「消えかかった灯火、ボロ着で温かみがないというのは、その目に見えている世界観を明らかにしているのである。
身体は枯れ木の如く、心は死に絶えた灰のようになっているのでは、頑迷さに堕落することを免れることはできない」
・灯火は薄暗くても当たり前、着物はボロでいい……というのはその世界観を己の身によって明らかにしていると。見えている世界がそうだから、それは当然となっているのだと言っています。それは世界がそうだけど我慢ということではない、世界がそうであるのだからそれが当たり前ということです。見えている世界観が己の身に投影されているわけですね。
そうなると己のことで精一杯となる、その頑迷さであり頑なさによって他者や他のことはもう目に入らない。それらを気にかけたり受け入れたりする余地はもう残っていない。こうしてその見えている方向へとひたすらに突き進んでいく。その他のことを気にかける余裕などないわけですからこれはもう免れようがない。
恐らくはこういう頑なさというものの恐ろしさを戒めている段だと言えると思います。柔軟さであり、余裕があってその他のことを気にかけられるだけの余地があればそうはならない。まあそちらにだけ突き進めばいいというものでもないわけですが。そちらにだけ、となると余裕があって気が散って一向に掘り下げることができないことになる。集中を欠く事態に陥る。かといって集中ばかりしていては余裕がなくなる。それは集中を通り越した頑なさに陥ることになる。恐らく大多数の人にとってはこの余裕と集中とを程よく兼ね備えた境地にいるし、それがいいと言っているものだと思います。ただどちらかに偏ると非常にまずいことになると。特にこの頑なさに陥るということになるともう自分から袋小路に追い詰められたようなものですし、あまりの行き場のなさにもはや安住しているかのような心地になるものですから、これはまずいと。
・ではそんな人がいるのかと言われればいました。黄忠(こうちゅう)という武将ですね。蜀漢の劉備に仕えていました。60を越えても最前線に立ち、魏の夏侯淵などを斬ったことでも有名です。武勇に関しては本物だというしかない。
この人ですが、任用される際に「いや……しかし老将軍(黄忠のことですね)には荷が重いかと。もっと若い将軍に任せては」と一言付け加えられるのが恒例でした。諸葛亮などは狙ってやっていたわけですが、これではっぱをかけるのが狙いだったし実際黄忠は期待以上によくこの期待に応えていたわけです。

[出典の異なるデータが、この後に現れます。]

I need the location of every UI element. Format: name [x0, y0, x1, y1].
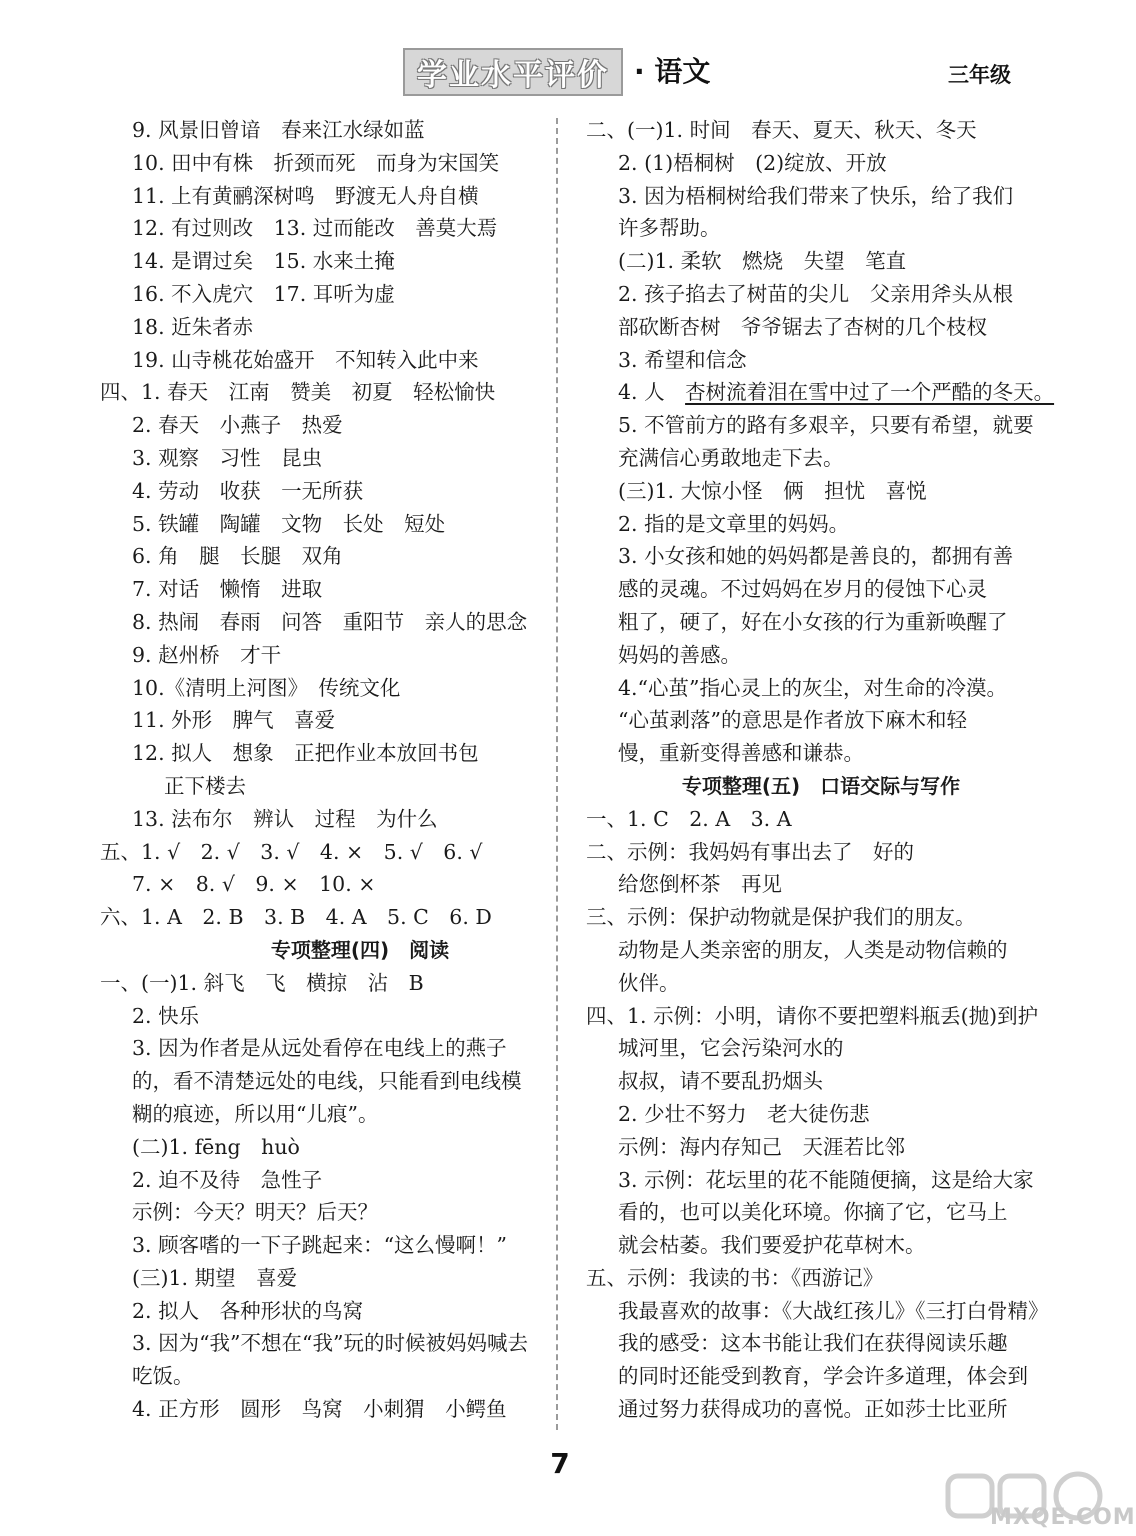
answer-line: [100, 967, 620, 1000]
answer-text: (二)1. 柔软 燃烧 失望 笔直: [618, 249, 907, 274]
answer-text: 二、示例：我妈妈有事出去了 好的: [586, 839, 914, 864]
answer-text: 7. × 8. √ 9. × 10. ×: [132, 872, 376, 897]
answer-line: [100, 672, 620, 705]
watermark-site: MXQE.COM: [990, 1505, 1136, 1530]
answer-text: 示例：今天？明天？后天？: [132, 1200, 378, 1225]
answer-text: 感的灵魂。不过妈妈在岁月的侵蚀下心灵: [618, 577, 987, 602]
answer-text: 2. 指的是文章里的妈妈。: [618, 511, 850, 536]
answer-line: [100, 803, 620, 836]
answer-text: 充满信心勇敢地走下去。: [618, 445, 844, 470]
answer-line: [100, 475, 620, 508]
answer-line: [586, 1393, 1056, 1426]
answer-line: [100, 737, 620, 770]
left-answer-column: [100, 114, 620, 1426]
answer-text: (三)1. 期望 喜爱: [132, 1265, 298, 1290]
answer-text: 11. 上有黄鹂深树鸣 野渡无人舟自横: [132, 183, 479, 208]
answer-text: 的同时还能受到教育，学会许多道理，体会到: [618, 1364, 1028, 1389]
answer-text: 的，看不清楚远处的电线，只能看到电线模: [132, 1069, 522, 1094]
answer-line: [586, 442, 1056, 475]
answer-text: 16. 不入虎穴 17. 耳听为虚: [132, 281, 395, 306]
answer-text: “心茧剥落”的意思是作者放下麻木和轻: [618, 708, 967, 733]
answer-text: 9. 赵州桥 才干: [132, 642, 282, 667]
answer-line: [586, 114, 1056, 147]
answer-text: 许多帮助。: [618, 216, 721, 241]
answer-line: [100, 1032, 620, 1065]
answer-text: 10.《清明上河图》 传统文化: [132, 675, 401, 700]
answer-text: 5. 不管前方的路有多艰辛，只要有希望，就要: [618, 413, 1034, 438]
answer-line: [100, 114, 620, 147]
answer-line: [100, 836, 620, 869]
answer-text: 4. 劳动 收获 一无所获: [132, 478, 364, 503]
answer-text: 11. 外形 脾气 喜爱: [132, 708, 336, 733]
answer-text: 18. 近朱者赤: [132, 314, 254, 339]
answer-text: 4. 人: [618, 380, 686, 405]
answer-line: [586, 1262, 1056, 1295]
answer-line: [586, 704, 1056, 737]
answer-text: 五、示例：我读的书：《西游记》: [586, 1265, 884, 1290]
answer-text: 正下楼去: [164, 773, 246, 798]
answer-text: 叔叔，请不要乱扔烟头: [618, 1069, 823, 1094]
answer-line: [586, 836, 1056, 869]
answer-line: [100, 278, 620, 311]
answer-text: 一、1. C 2. A 3. A: [586, 806, 792, 831]
answer-line: [100, 245, 620, 278]
answer-line: [586, 803, 1056, 836]
answer-text: 12. 有过则改 13. 过而能改 善莫大焉: [132, 216, 498, 241]
answer-line: [100, 212, 620, 245]
answer-text: 3. 希望和信念: [618, 347, 747, 372]
answer-text: 2. 迫不及待 急性子: [132, 1167, 323, 1192]
answer-text: 2. 孩子掐去了树苗的尖儿 父亲用斧头从根: [618, 281, 1014, 306]
answer-line: [100, 1393, 620, 1426]
grade-label: 三年级: [948, 63, 1011, 87]
answer-line: [586, 278, 1056, 311]
answer-text: 3. 小女孩和她的妈妈都是善良的，都拥有善: [618, 544, 1014, 569]
answer-line: [586, 1360, 1056, 1393]
answer-text: 通过努力获得成功的喜悦。正如莎士比亚所: [618, 1397, 1008, 1422]
subject-label: · 语文: [634, 55, 711, 88]
answer-line: [586, 868, 1056, 901]
answer-text: 13. 法布尔 辨认 过程 为什么: [132, 806, 438, 831]
answer-line: [100, 1000, 620, 1033]
answer-text: 妈妈的善感。: [618, 642, 741, 667]
answer-line: [100, 770, 620, 803]
answer-text: 糊的痕迹，所以用“儿痕”。: [132, 1101, 379, 1126]
answer-line: [100, 147, 620, 180]
answer-text: 我的感受：这本书能让我们在获得阅读乐趣: [618, 1331, 1008, 1356]
answer-line: [100, 573, 620, 606]
answer-text: 2. (1)梧桐树 (2)绽放、开放: [618, 150, 887, 175]
answer-text: 我最喜欢的故事：《大战红孩儿》《三打白骨精》: [618, 1298, 1049, 1323]
answer-line: [100, 180, 620, 213]
answer-text: 部砍断杏树 爷爷锯去了杏树的几个枝杈: [618, 314, 987, 339]
answer-line: [100, 901, 620, 934]
answer-text: 3. 观察 习性 昆虫: [132, 445, 323, 470]
answer-line: [586, 1131, 1056, 1164]
answer-line: [586, 606, 1056, 639]
answer-text: 7. 对话 懒惰 进取: [132, 577, 323, 602]
answer-text: 一、(一)1. 斜飞 飞 横掠 沾 B: [100, 970, 424, 995]
answer-text: 19. 山寺桃花始盛开 不知转入此中来: [132, 347, 479, 372]
answer-text: 专项整理(四) 阅读: [270, 937, 450, 962]
answer-text: 专项整理(五) 口语交际与写作: [681, 773, 961, 798]
answer-line: [586, 1000, 1056, 1033]
answer-line: [586, 1196, 1056, 1229]
answer-text: 伙伴。: [618, 970, 680, 995]
answer-line: [100, 1295, 620, 1328]
page-number: 7: [550, 1447, 570, 1480]
answer-line: [586, 967, 1056, 1000]
answer-line: [586, 1229, 1056, 1262]
answer-line: [100, 376, 620, 409]
answer-line: [586, 1032, 1056, 1065]
answer-line: [586, 1098, 1056, 1131]
answer-line: [100, 606, 620, 639]
answer-line: [100, 409, 620, 442]
answer-line: [586, 147, 1056, 180]
answer-line: [100, 442, 620, 475]
answer-text: 吃饭。: [132, 1364, 194, 1389]
answer-line: [586, 508, 1056, 541]
answer-text: 9. 风景旧曾谙 春来江水绿如蓝: [132, 118, 425, 142]
answer-line: [586, 376, 1056, 409]
answer-text: (二)1. fēng huò: [132, 1134, 300, 1159]
answer-text: 4. 正方形 圆形 鸟窝 小刺猬 小鳄鱼: [132, 1397, 507, 1422]
answer-text: 2. 拟人 各种形状的鸟窝: [132, 1298, 364, 1323]
answer-text: 5. 铁罐 陶罐 文物 长处 短处: [132, 511, 446, 536]
answer-line: [586, 573, 1056, 606]
answer-text: 14. 是谓过矣 15. 水来土掩: [132, 249, 395, 274]
answer-line: [586, 639, 1056, 672]
section-heading: [586, 770, 1056, 803]
answer-line: [100, 1065, 620, 1098]
answer-text: 3. 因为梧桐树给我们带来了快乐，给了我们: [618, 183, 1014, 208]
answer-line: [100, 1360, 620, 1393]
answer-line: [586, 934, 1056, 967]
answer-line: [586, 737, 1056, 770]
answer-line: [586, 1327, 1056, 1360]
answer-text: 粗了，硬了，好在小女孩的行为重新唤醒了: [618, 609, 1008, 634]
section-heading: [100, 934, 620, 967]
answer-text: 看的，也可以美化环境。你摘了它，它马上: [618, 1200, 1008, 1225]
answer-line: [100, 540, 620, 573]
answer-text: 6. 角 腿 长腿 双角: [132, 544, 343, 569]
answer-line: [586, 245, 1056, 278]
answer-text: (三)1. 大惊小怪 俩 担忧 喜悦: [618, 478, 927, 503]
answer-text: 10. 田中有株 折颈而死 而身为宋国笑: [132, 150, 500, 175]
answer-text: 城河里，它会污染河水的: [618, 1036, 844, 1061]
answer-line: [100, 1164, 620, 1197]
answer-line: [586, 409, 1056, 442]
underlined-answer: 杏树流着泪在雪中过了一个严酷的冬天。: [685, 380, 1055, 405]
answer-line: [100, 1131, 620, 1164]
answer-text: 12. 拟人 想象 正把作业本放回书包: [132, 741, 479, 766]
answer-text: 就会枯萎。我们要爱护花草树木。: [618, 1233, 926, 1258]
answer-text: 六、1. A 2. B 3. B 4. A 5. C 6. D: [100, 905, 492, 930]
answer-line: [100, 344, 620, 377]
answer-line: [586, 1164, 1056, 1197]
answer-line: [586, 1065, 1056, 1098]
right-answer-column: [586, 114, 1056, 1426]
answer-line: [100, 1196, 620, 1229]
answer-text: 2. 少壮不努力 老大徒伤悲: [618, 1101, 870, 1126]
answer-text: 3. 示例：花坛里的花不能随便摘，这是给大家: [618, 1167, 1034, 1192]
answer-line: [586, 475, 1056, 508]
answer-line: [100, 1098, 620, 1131]
answer-text: 示例：海内存知己 天涯若比邻: [618, 1134, 905, 1159]
answer-line: [586, 212, 1056, 245]
answer-line: [586, 311, 1056, 344]
answer-text: 8. 热闹 春雨 问答 重阳节 亲人的思念: [132, 609, 528, 634]
answer-line: [586, 901, 1056, 934]
answer-text: 动物是人类亲密的朋友，人类是动物信赖的: [618, 937, 1008, 962]
answer-line: [586, 344, 1056, 377]
answer-text: 2. 快乐: [132, 1003, 200, 1028]
answer-text: 慢，重新变得善感和谦恭。: [618, 741, 864, 766]
answer-text: 给您倒杯茶 再见: [618, 872, 782, 897]
answer-text: 四、1. 春天 江南 赞美 初夏 轻松愉快: [100, 380, 496, 405]
answer-text: 四、1. 示例：小明，请你不要把塑料瓶丢(抛)到护: [586, 1003, 1039, 1028]
answer-line: [586, 540, 1056, 573]
book-title-badge: 学业水平评价: [403, 48, 623, 96]
answer-line: [100, 704, 620, 737]
answer-text: 3. 因为“我”不想在“我”玩的时候被妈妈喊去: [132, 1331, 528, 1356]
answer-line: [100, 1229, 620, 1262]
answer-text: 3. 顾客嗜的一下子跳起来：“这么慢啊！”: [132, 1233, 508, 1258]
answer-text: 三、示例：保护动物就是保护我们的朋友。: [586, 905, 976, 930]
answer-line: [100, 1262, 620, 1295]
answer-line: [100, 311, 620, 344]
answer-text: 2. 春天 小燕子 热爱: [132, 413, 343, 438]
answer-line: [586, 672, 1056, 705]
answer-line: [586, 180, 1056, 213]
answer-text: 二、(一)1. 时间 春天、夏天、秋天、冬天: [586, 118, 977, 142]
answer-line: [100, 1327, 620, 1360]
answer-text: 3. 因为作者是从远处看停在电线上的燕子: [132, 1036, 507, 1061]
answer-text: 五、1. √ 2. √ 3. √ 4. × 5. √ 6. √: [100, 839, 483, 864]
answer-line: [100, 508, 620, 541]
answer-line: [586, 1295, 1056, 1328]
answer-line: [100, 639, 620, 672]
answer-line: [100, 868, 620, 901]
answer-text: 4.“心茧”指心灵上的灰尘，对生命的冷漠。: [618, 675, 1008, 700]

ところが黄忠も最晩年になると、若い者を褒められるだけで自分がけなされて用済みとなったかのような心地になります。心がひねくれた、ねじけたといってもいいかもしれません。そこで呉の陣営に少数で奇襲をかけ、大戦果を挙げようと試みます。ところが失敗し、矢を多数浴びてその傷が元で死ぬこととなります。こういう境地に黄忠を追い込んだのは諸葛亮や劉備といった上に立つ人々があまりにそれによる結果を期待しすぎたというのが大きいでしょう。これによって歯止めが効かなくなったというのがあります。
そして黄忠は蜀の「五虎将軍」のひとりに選ばれます。ところが最期がこれではあまりに格好がつかないというか、お粗末なものを感じさせます。事実、いくら虎が強くても人が集団で囲んで弓で射かければなすすべがない。魏の猛将夏侯淵を一騎打ちで斬ったといっても、名もない雑兵に囲まれて射かけられてはどうしようもない。恐らくは「我は五虎将軍である」という自負が強かったのも仇となったのでしょう。

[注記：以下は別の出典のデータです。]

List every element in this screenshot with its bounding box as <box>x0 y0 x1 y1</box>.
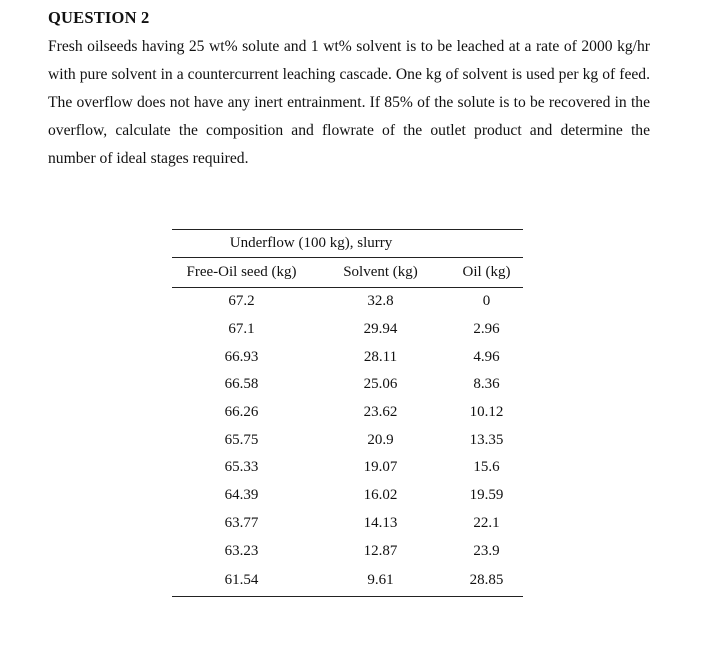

さらには黄忠は失敗が本当に少なかった。任される仕事を全て完璧にこなしてきた経緯があります。それは「若いものには負けぬ」という意気込みがあったのが確かですが、だからこそ用意周到に進めてきたその用心深さが幸いしたと言っていい。ところが「用心深さが功を奏して成功させた」ではなく「オレはすごいから失敗してこなかった」では本末転倒です。そのすごさを追求する方向性で、数十の手勢で数千の敵に何ら考えもなく突っ込むというのではどうしようもありません。最期の最期で、意外とオレはすごくなかったんだなあということを痛感したに違いありません。
しかし最期にそれを悟ってももはや遅かった。
こうした人物起用法のまずさ、そしてその褒めどころけなしどころを間違えた対応が大きく黄忠の、さらには蜀漢の仇となっているというのはありますし、最終的に黄忠をつまらないところで失う結果を招いたものと考えられるでしょう。ここから言えることは、案外そういう境地に人を追い込むことは普通にやってしまうものだし、そうして黄忠という名将を蜀は夷陵の戦いの前で既に失っていたということです。別に夷陵で大敗するのを待つまでもなく、名将をこんなつまらない形で失っている蜀漢では既に滅亡は始まっていたといえる。これこそが蜀の未来に明確な暗雲を投げかけていると言える場面、そういう印象的な場面がこの黄忠の死ではなかったでしょうか。